Uma pesquisa apresentada como dissertação de mestrado em Ciências Biomédicas pela Universidade Federal Fluminense revelou que a porcentagem de mães cientistas com sintomas de depressão é quase o dobro da verificada entre os pais na mesma carreira. De acordo com o estudo, 42% das mães entrevistadas apresentaram sinais de depressão, enquanto o índice entre os pais foi de 22%.
A pesquisa, conduzida pela pesquisadora Sarah Rocha Alves, aponta que esse adoecimento mental está fortemente relacionado à sobrecarga de trabalho doméstico e de cuidados familiares. “Historicamente, as mães têm assumido uma responsabilidade desproporcional na criação dos filhos, e os resultados da pesquisa confirmaram o que já era esperado”, avalia Sarah.
Sobrecarga e Falta de Apoio
Os dados complementares da pesquisa reforçam a relação entre o adoecimento das mães e a carga adicional que elas carregam. A diferença na incidência de sintomas de depressão foi significativa, especialmente entre mães solo e aquelas que não têm rede de apoio. Mães solo apresentaram uma taxa de sintomas de depressão cerca de 11 pontos percentuais superior àquelas que dividem a responsabilidade pela criação dos filhos. A disparidade também foi evidente entre as mães com e sem apoio de familiares ou amigos.
Outro dado relevante foi a alta taxa de depressão entre mães de crianças com deficiência e entre mães negras. Quase 60% das mães de crianças com deficiência apresentaram alta probabilidade de ter depressão, assim como mais de 54% das mães negras.
A pesquisa foi realizada entre março e junho de 2022, durante o período de arrefecimento da pandemia da covid-19 no Brasil, quando muitas mulheres ainda enfrentavam dificuldades para equilibrar as atividades acadêmicas com o trabalho doméstico e os cuidados com os filhos. “Já estávamos no retorno parcial das atividades, mas essas mulheres ainda estavam sobrecarregadas, conciliando trabalho doméstico, cuidados das crianças e atividades acadêmicas, o que acabou sendo mais complicado para elas. Mas a pandemia só exacerbou o que já era esperado”, explicou a pesquisadora.
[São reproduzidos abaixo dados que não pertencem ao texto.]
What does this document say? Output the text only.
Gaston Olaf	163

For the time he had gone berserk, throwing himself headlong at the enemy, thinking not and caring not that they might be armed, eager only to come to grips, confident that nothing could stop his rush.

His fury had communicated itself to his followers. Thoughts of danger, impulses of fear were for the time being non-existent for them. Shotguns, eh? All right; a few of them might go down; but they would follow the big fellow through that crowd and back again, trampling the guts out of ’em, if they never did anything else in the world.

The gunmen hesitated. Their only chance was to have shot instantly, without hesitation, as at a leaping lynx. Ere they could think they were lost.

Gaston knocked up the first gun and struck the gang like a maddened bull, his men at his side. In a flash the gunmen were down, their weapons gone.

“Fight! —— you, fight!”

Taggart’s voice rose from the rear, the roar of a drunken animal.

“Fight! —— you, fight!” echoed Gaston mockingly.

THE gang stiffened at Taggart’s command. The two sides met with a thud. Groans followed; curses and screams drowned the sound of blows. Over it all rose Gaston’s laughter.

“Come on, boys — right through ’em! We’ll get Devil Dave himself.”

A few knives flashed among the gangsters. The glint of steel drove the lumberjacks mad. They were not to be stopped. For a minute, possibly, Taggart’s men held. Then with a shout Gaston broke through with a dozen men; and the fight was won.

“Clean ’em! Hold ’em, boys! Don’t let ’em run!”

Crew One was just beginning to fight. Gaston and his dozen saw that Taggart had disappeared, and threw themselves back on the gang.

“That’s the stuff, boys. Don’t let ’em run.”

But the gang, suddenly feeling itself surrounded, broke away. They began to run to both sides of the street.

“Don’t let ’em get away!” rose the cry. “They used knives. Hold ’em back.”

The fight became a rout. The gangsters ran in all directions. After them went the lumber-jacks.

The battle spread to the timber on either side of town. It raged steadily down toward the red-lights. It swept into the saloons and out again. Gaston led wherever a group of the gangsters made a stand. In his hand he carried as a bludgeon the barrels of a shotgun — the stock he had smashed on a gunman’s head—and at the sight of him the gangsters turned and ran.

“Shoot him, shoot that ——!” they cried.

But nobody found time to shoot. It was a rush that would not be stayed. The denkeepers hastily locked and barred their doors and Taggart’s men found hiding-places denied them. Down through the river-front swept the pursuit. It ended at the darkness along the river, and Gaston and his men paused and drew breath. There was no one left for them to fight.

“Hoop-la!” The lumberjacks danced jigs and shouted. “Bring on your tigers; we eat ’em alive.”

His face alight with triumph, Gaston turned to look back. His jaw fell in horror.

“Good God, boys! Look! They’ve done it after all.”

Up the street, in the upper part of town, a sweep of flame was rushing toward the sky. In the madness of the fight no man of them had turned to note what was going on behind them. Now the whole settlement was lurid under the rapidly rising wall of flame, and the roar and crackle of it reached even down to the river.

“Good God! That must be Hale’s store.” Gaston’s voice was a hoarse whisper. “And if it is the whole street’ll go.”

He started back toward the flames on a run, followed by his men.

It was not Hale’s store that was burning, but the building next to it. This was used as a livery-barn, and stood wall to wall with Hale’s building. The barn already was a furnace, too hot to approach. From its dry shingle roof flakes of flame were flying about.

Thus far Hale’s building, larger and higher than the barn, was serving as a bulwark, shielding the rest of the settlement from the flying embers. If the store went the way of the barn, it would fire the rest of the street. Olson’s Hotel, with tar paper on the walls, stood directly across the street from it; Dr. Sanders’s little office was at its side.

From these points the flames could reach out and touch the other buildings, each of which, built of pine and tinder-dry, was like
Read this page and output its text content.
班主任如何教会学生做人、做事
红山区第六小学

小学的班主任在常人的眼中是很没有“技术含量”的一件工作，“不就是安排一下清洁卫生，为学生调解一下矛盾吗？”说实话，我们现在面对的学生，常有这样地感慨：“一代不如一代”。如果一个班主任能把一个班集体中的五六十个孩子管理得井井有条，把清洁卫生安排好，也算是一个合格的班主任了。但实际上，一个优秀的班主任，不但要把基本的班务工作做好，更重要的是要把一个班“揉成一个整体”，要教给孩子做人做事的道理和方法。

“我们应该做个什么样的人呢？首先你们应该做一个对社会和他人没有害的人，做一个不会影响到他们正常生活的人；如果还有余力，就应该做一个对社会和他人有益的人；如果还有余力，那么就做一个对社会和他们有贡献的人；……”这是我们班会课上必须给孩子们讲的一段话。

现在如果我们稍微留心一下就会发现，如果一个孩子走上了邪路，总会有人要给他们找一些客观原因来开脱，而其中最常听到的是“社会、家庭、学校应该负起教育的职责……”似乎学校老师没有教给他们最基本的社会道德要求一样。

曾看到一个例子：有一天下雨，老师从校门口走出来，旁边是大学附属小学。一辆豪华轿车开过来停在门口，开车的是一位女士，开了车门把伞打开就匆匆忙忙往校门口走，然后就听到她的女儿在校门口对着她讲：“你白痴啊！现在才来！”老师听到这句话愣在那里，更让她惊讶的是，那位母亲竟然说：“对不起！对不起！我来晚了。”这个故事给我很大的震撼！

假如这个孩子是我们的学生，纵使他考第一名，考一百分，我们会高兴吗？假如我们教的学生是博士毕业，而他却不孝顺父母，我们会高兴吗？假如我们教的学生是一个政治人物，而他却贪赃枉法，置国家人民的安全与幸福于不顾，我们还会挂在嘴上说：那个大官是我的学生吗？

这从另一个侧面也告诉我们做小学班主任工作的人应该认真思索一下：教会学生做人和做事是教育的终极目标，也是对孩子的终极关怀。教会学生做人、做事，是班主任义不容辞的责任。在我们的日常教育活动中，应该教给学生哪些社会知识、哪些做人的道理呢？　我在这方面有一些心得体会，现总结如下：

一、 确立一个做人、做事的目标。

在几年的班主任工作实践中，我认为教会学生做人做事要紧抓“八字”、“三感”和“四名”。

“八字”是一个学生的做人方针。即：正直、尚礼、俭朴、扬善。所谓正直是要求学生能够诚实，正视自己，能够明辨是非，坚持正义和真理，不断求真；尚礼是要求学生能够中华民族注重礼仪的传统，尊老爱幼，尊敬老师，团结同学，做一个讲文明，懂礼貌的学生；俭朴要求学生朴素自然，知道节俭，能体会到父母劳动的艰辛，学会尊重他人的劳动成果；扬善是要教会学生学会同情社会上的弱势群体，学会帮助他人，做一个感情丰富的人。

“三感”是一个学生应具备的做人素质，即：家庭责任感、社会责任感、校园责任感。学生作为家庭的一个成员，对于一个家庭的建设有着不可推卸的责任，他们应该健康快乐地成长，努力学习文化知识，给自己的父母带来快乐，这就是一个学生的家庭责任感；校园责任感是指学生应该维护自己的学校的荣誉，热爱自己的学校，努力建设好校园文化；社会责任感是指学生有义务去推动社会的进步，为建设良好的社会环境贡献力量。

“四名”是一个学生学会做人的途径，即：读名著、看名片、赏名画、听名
Impactos na Carreira Acadêmica
Além dos efeitos na saúde mental, Sarah também aponta que a sobrecarga de responsabilidades impacta negativamente a trajetória profissional dessas cientistas. “As mulheres são maioria na graduação e pós-graduação, mas à medida que elas avançam na carreira acadêmica, têm limitações, pois não há políticas de apoio para que elas consigam ascender e conquistar cargos superiores”, alerta.
Estudos indicam que as mulheres enfrentam uma queda na produtividade que pode durar até seis anos após o nascimento dos filhos, o que não ocorre com os homens. Esse fenômeno é conhecido como o “teto de vidro”, que descreve a maior dificuldade das mulheres de ascenderem em suas carreiras devido à desigualdade de responsabilidades e à falta de políticas institucionais de apoio.
Propostas de Mudança
Diante desses desafios, Sarah defende mudanças na cultura acadêmica e destaca algumas iniciativas que têm ajudado a mitigar essas desigualdades. Ela cita o exemplo da própria Universidade Federal Fluminense, que oferece créditos nas seleções acadêmicas para pessoas com filhos, e os editais da Fundação de Amparo à Pesquisa do Rio de Janeiro (Faperj), que são exclusivos para cientistas mães.
Além disso, a pesquisadora vê a recente sanção da lei que prorroga prazos para a conclusão de cursos superiores para pessoas com filhos como um avanço importante. “Essas iniciativas são passos importantes, mas é necessário que as políticas públicas e as instituições de ensino continuem a evoluir para garantir que as mulheres cientistas tenham as mesmas oportunidades de crescimento e ascensão profissional que seus colegas homens”, conclui.
A pesquisa de Sarah Rocha Alves lança luz sobre as dificuldades enfrentadas pelas mulheres cientistas, especialmente mães, e sublinha a urgência de políticas públicas e ações institucionais para promover a igualdade de gênero na ciência.